In den Meisten Geschichten wird das Setting miteinbezogen, indem die örtlichen Charakteristika für die Handlung und die handelnden Personen, sowie auch im Dialekt oder auch in Eigenheiten was Kleidung und Bevölkerung angeht mit eingebaut werden. beispielsweise in Krimis ist das meist sehr gut umgesetzt.
Bei reinen Fantasy Geschichten, wo man sich sowohl den Ort als auch die Kultur komplett frei und selbst ausdenkt, ist es allein schon wegen der Planung des Plots eine gute Idee, sich zumindest eine Karte anfertigen zu lassen. Sonst geschieht es einem am Ende noch (wie mir einmal), dass ein Fluss so eigentlich gar nicht laufen kann, esseidenn er fließt einen Berg hinauf. Kann man durchaus so etablieren. wenn man denn vorher auch glaubhaft macht, warum das sein kann. (z.B. indem man eine Welt mit völlig anderen Naturgesetzen erfindet, in dem dann auch die Flüsse bergauf fließen können...)
Auch um seine Welt nicht zu sehr vollzustopfen oder zu weite Wanderwege in Kauf nehmen zu müssen, kann eine Verortung auf der Karte durchaus hilfreich sein.

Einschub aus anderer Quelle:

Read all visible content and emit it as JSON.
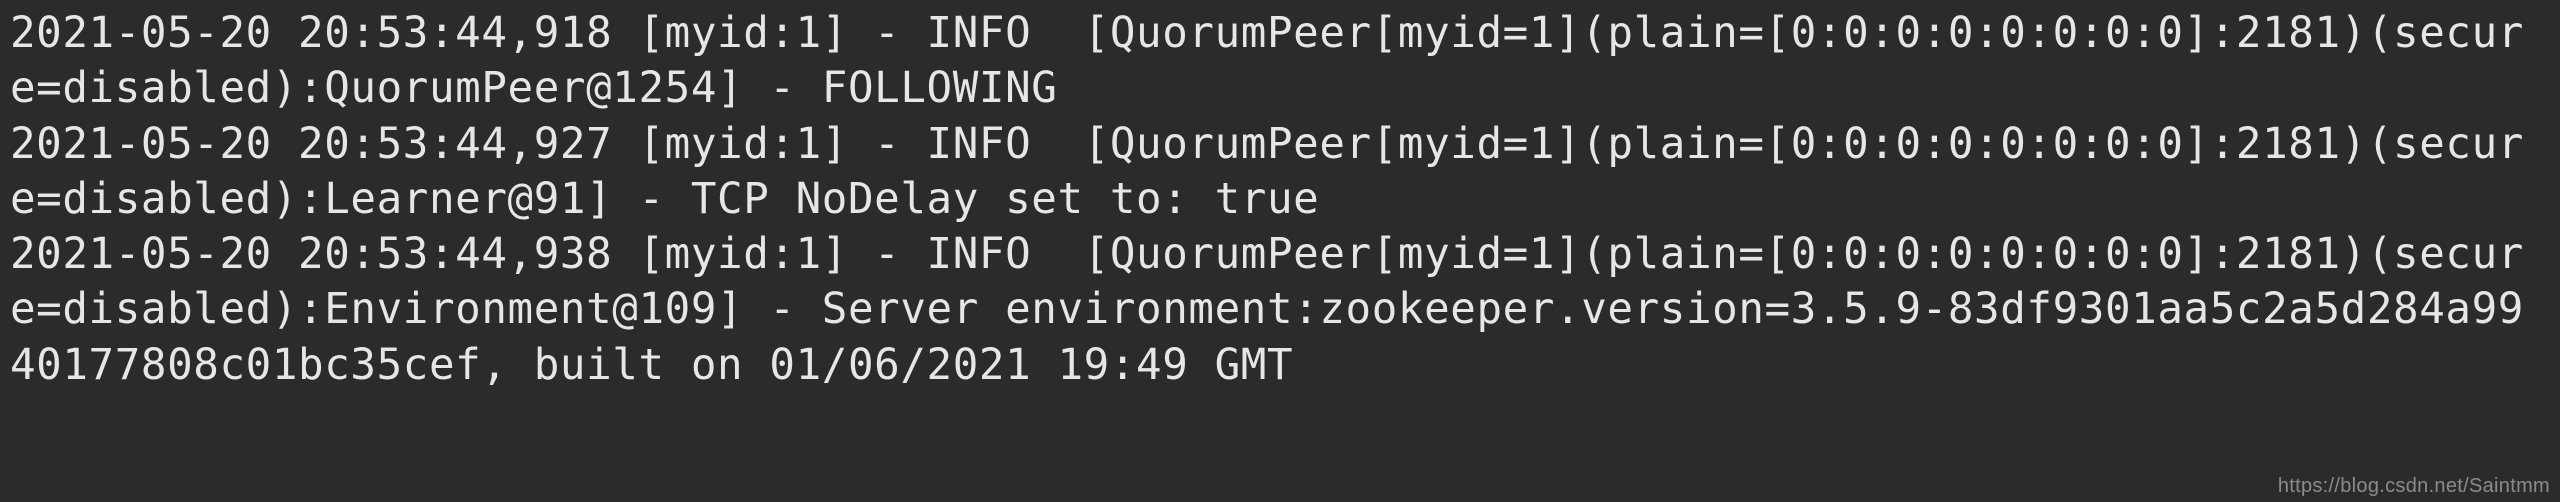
{
  "log": {
    "lines": [
      "2021-05-20 20:53:44,918 [myid:1] - INFO  [QuorumPeer[myid=1](plain=[0:0:0:0:0:0:0:0]:2181)(secure=disabled):QuorumPeer@1254] - FOLLOWING",
      "2021-05-20 20:53:44,927 [myid:1] - INFO  [QuorumPeer[myid=1](plain=[0:0:0:0:0:0:0:0]:2181)(secure=disabled):Learner@91] - TCP NoDelay set to: true",
      "2021-05-20 20:53:44,938 [myid:1] - INFO  [QuorumPeer[myid=1](plain=[0:0:0:0:0:0:0:0]:2181)(secure=disabled):Environment@109] - Server environment:zookeeper.version=3.5.9-83df9301aa5c2a5d284a9940177808c01bc35cef, built on 01/06/2021 19:49 GMT"
    ]
  },
  "watermark": {
    "text": "https://blog.csdn.net/Saintmm"
  }
}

Wenn man jedoch einen bekannten Ort nimmt, (wie z.B. die USA) braucht man sein Setting nicht ausarbeiten, es ist ja schon da. nur muss man sich dann bei der Handlung und den Personen auf dieses Settings "beschränken". Man muss die Verortungen beachten und kann nicht z.B. die Freiheitsstatue plötzlich direkt neben das weiße Haus in Washington stellen.
LG, Nalee
tlt:
Ich halte das schon für wichtig. Ob in jeder Geschichte, sei dahingestellt. Aber man darf nicht vergessen, dass man sich als Schreiber mit der Geschichte so befasst wie kein anderer Mensch … edit, kein normaler Leser. Und dem gebe ich schon gerne einen roten Faden mit an die Hand, damit er es ein wenig leichter hat und sich nicht dauernd an kleinen Details Halt suchen muss.
Oflinitrium:
Mhhh mein Setting kann man bisher mit einem Wort zusammenfassen: Plotkonvenience.

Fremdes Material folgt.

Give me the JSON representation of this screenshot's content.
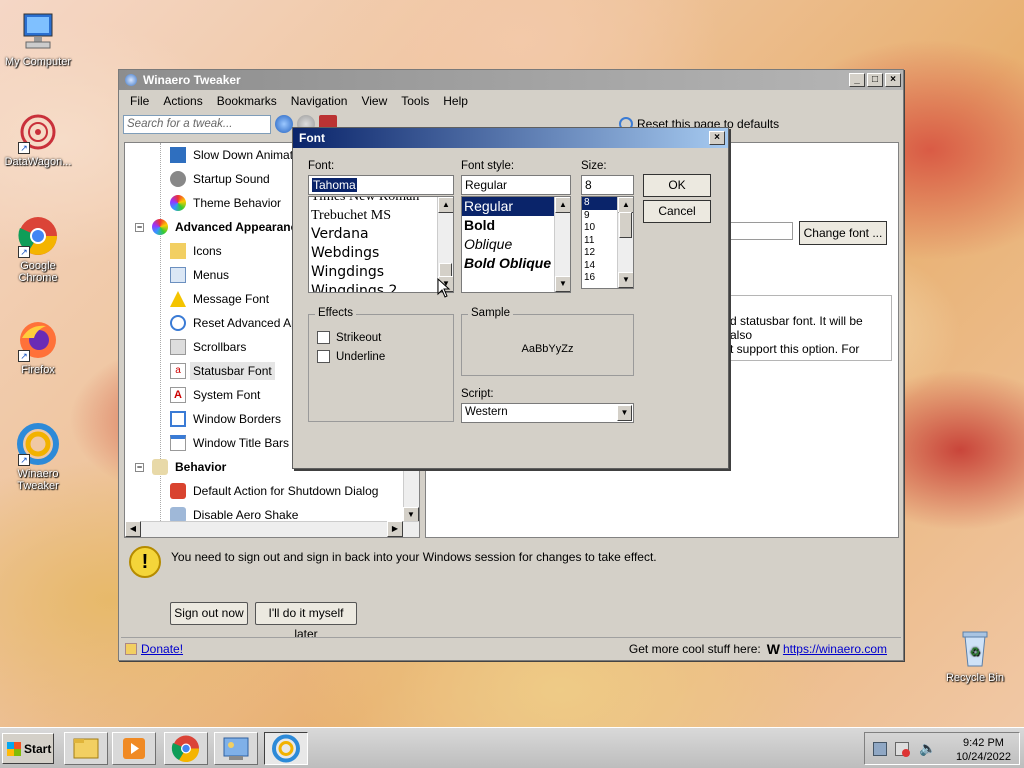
{
  "desktop": {
    "icons": [
      {
        "label": "My Computer"
      },
      {
        "label": "DataWagon..."
      },
      {
        "label": "Google Chrome"
      },
      {
        "label": "Firefox"
      },
      {
        "label": "Winaero Tweaker"
      },
      {
        "label": "Recycle Bin"
      }
    ]
  },
  "window": {
    "title": "Winaero Tweaker",
    "menu": [
      "File",
      "Actions",
      "Bookmarks",
      "Navigation",
      "View",
      "Tools",
      "Help"
    ],
    "search_placeholder": "Search for a tweak...",
    "reset_label": "Reset this page to defaults",
    "tree": {
      "items": [
        {
          "label": "Slow Down Animations",
          "type": "child"
        },
        {
          "label": "Startup Sound",
          "type": "child"
        },
        {
          "label": "Theme Behavior",
          "type": "child"
        },
        {
          "label": "Advanced Appearance",
          "type": "group"
        },
        {
          "label": "Icons",
          "type": "child"
        },
        {
          "label": "Menus",
          "type": "child"
        },
        {
          "label": "Message Font",
          "type": "child"
        },
        {
          "label": "Reset Advanced Appearance",
          "type": "child"
        },
        {
          "label": "Scrollbars",
          "type": "child"
        },
        {
          "label": "Statusbar Font",
          "type": "child",
          "selected": true
        },
        {
          "label": "System Font",
          "type": "child"
        },
        {
          "label": "Window Borders",
          "type": "child"
        },
        {
          "label": "Window Title Bars",
          "type": "child"
        },
        {
          "label": "Behavior",
          "type": "group"
        },
        {
          "label": "Default Action for Shutdown Dialog",
          "type": "child"
        },
        {
          "label": "Disable Aero Shake",
          "type": "child"
        }
      ]
    },
    "change_font_label": "Change font ...",
    "description_line1": "d statusbar font. It will be also",
    "description_line2": "t support this option. For",
    "notice": "You need to sign out and sign in back into your Windows session for changes to take effect.",
    "sign_out_label": "Sign out now",
    "later_label": "I'll do it myself later",
    "donate_label": "Donate!",
    "more_stuff": "Get more cool stuff here:",
    "winaero_link": "https://winaero.com"
  },
  "font_dialog": {
    "title": "Font",
    "font_label": "Font:",
    "font_value": "Tahoma",
    "font_list": [
      "Times New Roman",
      "Trebuchet MS",
      "Verdana",
      "Webdings",
      "Wingdings",
      "Wingdings 2"
    ],
    "style_label": "Font style:",
    "style_value": "Regular",
    "style_list": [
      "Regular",
      "Bold",
      "Oblique",
      "Bold Oblique"
    ],
    "size_label": "Size:",
    "size_value": "8",
    "size_list": [
      "8",
      "9",
      "10",
      "11",
      "12",
      "14",
      "16"
    ],
    "ok_label": "OK",
    "cancel_label": "Cancel",
    "effects_label": "Effects",
    "strikeout_label": "Strikeout",
    "underline_label": "Underline",
    "sample_label": "Sample",
    "sample_text": "AaBbYyZz",
    "script_label": "Script:",
    "script_value": "Western"
  },
  "taskbar": {
    "start_label": "Start",
    "time": "9:42 PM",
    "date": "10/24/2022"
  }
}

Brauche ich einen Fluss an Plotpunkt a setze ich ihn dahin und notiere mir Name und an welcher Stelle im Text er vorkommt. Brauche ich Armbrüste in meiner Zeitlinie um das Kräftelevel eine Figur auszubalancieren baue ich sie ein und recherchiere welche anderen Entwicklungen in unserer Historie zu dieser Zeit bereits existierten. Brauche ich einen Drachen überlege ich welche Waffen wohl entwickelt wurden um ihn zu töten. Und welche Art Mensch meine Form von Drachen wohl anbeten würden. (Egal ob Drachen friedlich sind oder nicht)
Zuerst kommt bei mir der Faktor wie sehr ich es brauche/haben will.

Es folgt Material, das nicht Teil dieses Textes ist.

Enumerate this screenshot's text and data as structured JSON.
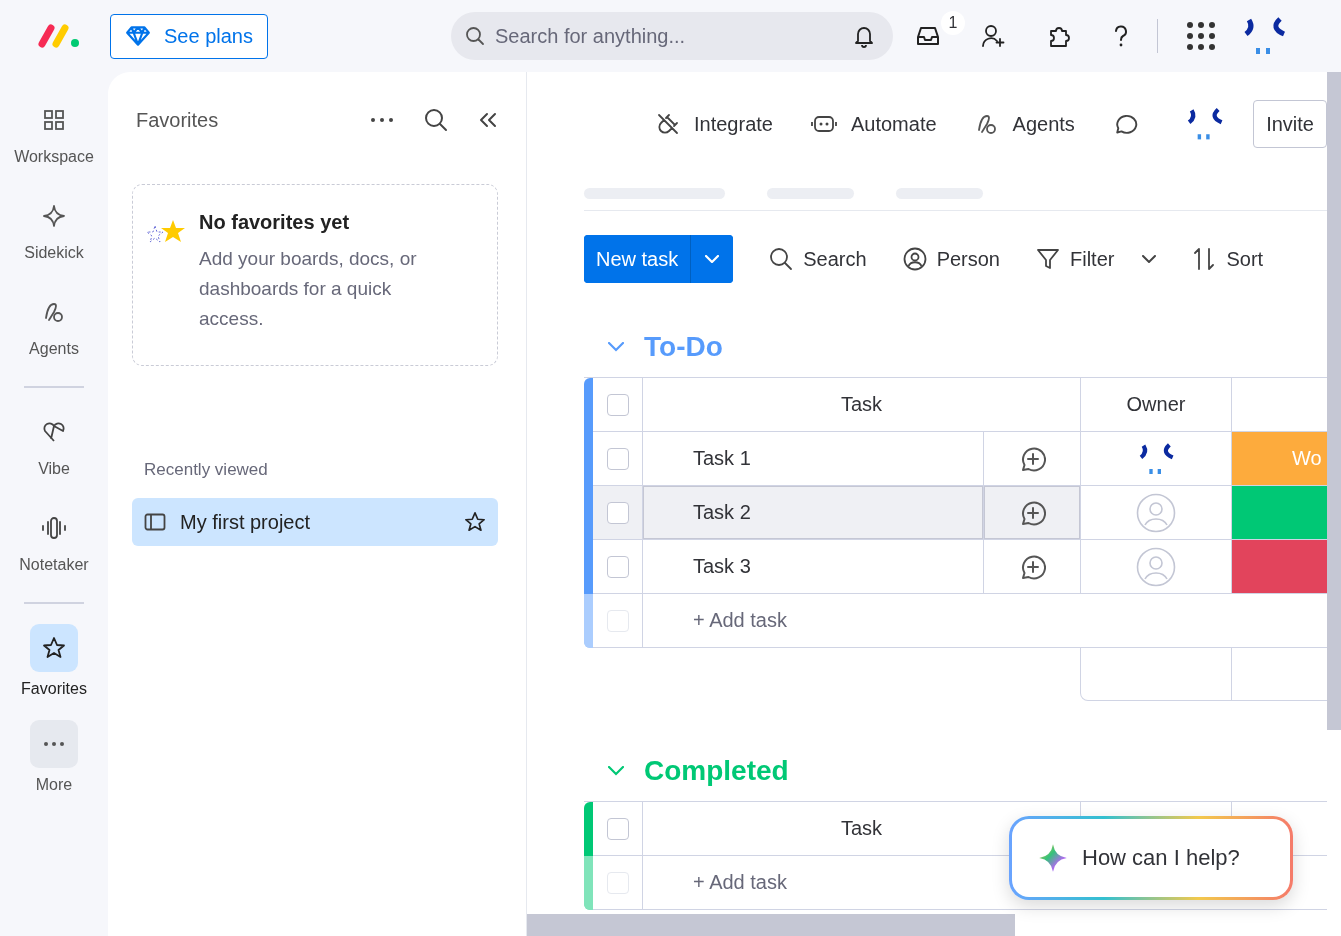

Danach überlege ich wie es meine bereits entstehende Welt beeinflusst.
Und dann wäge ich beides miteinander ab und entscheide ob die Idee integriert wird oder nicht.
Ist die Methode effektiv? Eher nicht.
Aber ich hab keine Lust/Geduld mich nur mit meinem worldbuilding und timeline auseinanderzusetzen. Deswegen verfahre ich nach dem try & error prinzip um überhaupt was zu machen. Und manchmal passierts auch, dass die Implementierung einer neuen Facette in meiner Welt Folgen nach sich zieht, die den weiterführenden Plot beeinflusst und mit Türen vor Augen führt an die ich bis dato nichtmal dachte.
Ich habe dabei allerdings den Luxus, dass ich Fantasy schreibe und mit dem Ende meiner Geschichte anfing zu schreiben. Sprich ich kann mich austoben, weiß aber zu jeder Zeit wo ich mit meiner Geschichte hin will und laufe deswegen nicht Gefahr mich in meiner eigenen Ideenwelt plottechnisch zu verirren.
Für mein selundäres Projekt ist das Setting noch einfacher: Europa unserer Zeit...
Viskey:
Also Hitchcock in allen Ehren, aber da widersprech ich dem Mann mal. :devgrin:
Ich hatte ca. ein Jahrzehnt lang ein echt tolles Setting. Und sonst nichts. Ich kann gar nicht in Worte fassen, wie unspannend das war. Damit will ich jetzt nicht sagen, dass Setting nicht wichtig ist, aber es ist in aller Regel nicht das spannungserzeugende Element.
Das Setting steckt einen Rahmen von Möglichkeiten ab. Wenn ich im 17. Jahrhundert schreibe, werde ich mich mit meiner Geschichte auf einen eher kleinen geographischen Rahmen beschränken müssen. Mal eben von Berlin nach Rom? Mal eben einen Abstecher in die Kolonien? Solche Reisen wurden schon gemacht, nur "mal eben" waren sie halt nicht.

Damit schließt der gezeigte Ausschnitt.